All U.S states have laws about data security and what to do when there’s a data breach. Here is what’s in the Arizona law.
Who The Law Applies To. The law applies to anyone who conducts business in Arizona and who owns or licenses unencrypted data that includes personal information. It also applies to anyone who maintains unencrypted data for someone else. The law’s language uses “person” for simplicity, but its definition includes corporations and other business organizations, associations, and government agencies. The Arizona law defines personal information as an individual’s first name or first initial and last name in combination with any of the following if unsecured:
- Social security number;
- Driver’s license or state identification card;
- Private key unique to an individual and used to authenticate or sign an electronic record;
- Financial account number or credit or debit card number in combination with any required security code, access code or password that would permit access to account;
- Health insurance identification number;
- Information about individual’s medical or mental health treatment or diagnosis by health care professional;
- Passport number;
- Taxpayer identification number or id number issued by the IRS;
- Biometric data; or
- User name or email, in combination with password or security question and answer that allows access to online account.
What The Law Requires. The trigger is when the data owner or maintainer becomes aware of an incident of unauthorized acquisition and access to unencrypted data that includes an individual’s personal information. The data owner or maintainer must conduct a prompt investigation to determine if there has been a breach. If there has been a breach, notification is required.
What is a Breach. The term “breach” under this law means unauthorized acquisition of and access to unencrypted data that materially compromises the security or confidentiality of personal information regarding multiple individuals, and that causes or is reasonably likely to cause substantial economic loss to an individual. Hacking into a system is a one example of a breach. But breaches often happen because of more ordinary events such as an employee losing a laptop or external drive, or the company accidentally emailing personal information to a third party.
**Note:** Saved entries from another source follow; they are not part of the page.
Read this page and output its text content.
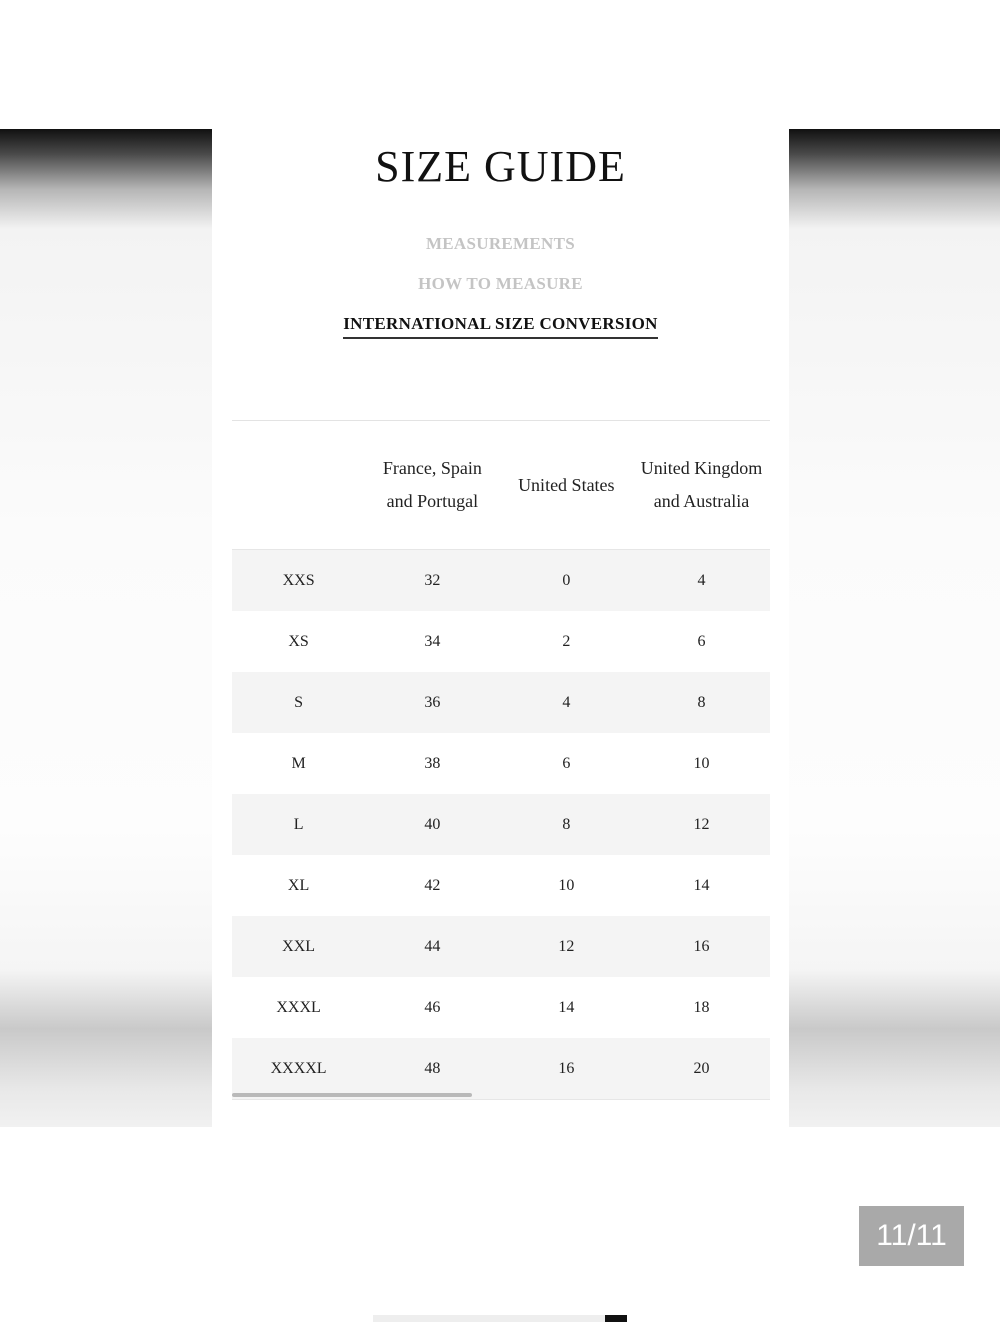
SIZE GUIDE
MEASUREMENTS
HOW TO MEASURE
INTERNATIONAL SIZE CONVERSION
	France, Spain and Portugal	United States	United Kingdom and Australia
XXS	32	0	4
XS	34	2	6
S	36	4	8
M	38	6	10
L	40	8	12
XL	42	10	14
XXL	44	12	16
XXXL	46	14	18
XXXXL	48	16	20
11/11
When and How To Notify. If a breach is confirmed, the data owner or maintainer must notify the individual within 45 days. Written or phone notice is permitted. Email notice is permitted if the person notifying has email addresses for individuals who are subject to the notice. The Arizona Attorney General must be notified if more than 1,000 persons are involved. Substitute notice may be permitted if more than 100,000 people need to be notified or if the notice would exceed more than $50,000. Substitute notice includes (a) a written letter to the Arizona Attorney General that demonstrates facts for substitute notice; and (b) conspicuous posting of notice for at least 45 days on the website of the person notifying if that person maintains one.
What is Encryption. Encryption isn’t defined in the law, but it’s essential to fully understand it. Encryption is encoding data. It’s the process of obscuring information, often through the use of a cryptographic scheme, to make the data unreadable without the use of a decoding key. Encryption can be done on data “in communication” (from one computer to another) or on data “at rest” (stored locally).
What if Law Enforcement is Involved. The law provides that notification “may be delayed” if a law enforcement agency advises that notification will impede a criminal investigation. Notification “shall” be made after law enforcement determines that it will not compromise the investigation. Close cooperation to protect the interests of the business is well advised.
What are the Law’s Penalties. Penalties for a willful and knowing violation are $10,000 per individual affected, or the total amount of economic loss sustained by affected individuals. The maximum civil penalty from a breach or series of related breaches may not exceed $500,000. Only the Arizona Attorney General has the power to enforce the law. There is no private right of action. The state law says that it preempts all municipal and county laws and rules on this topic.
The full statute is found at A.R.S. § 18-551. In the event of a breach, a business should act immediately to secure its system, get the word out, and protect itself and its customers. It also may be appropriate to have a data breach response plan in place to prepare, and to test such a plan before a breach arises.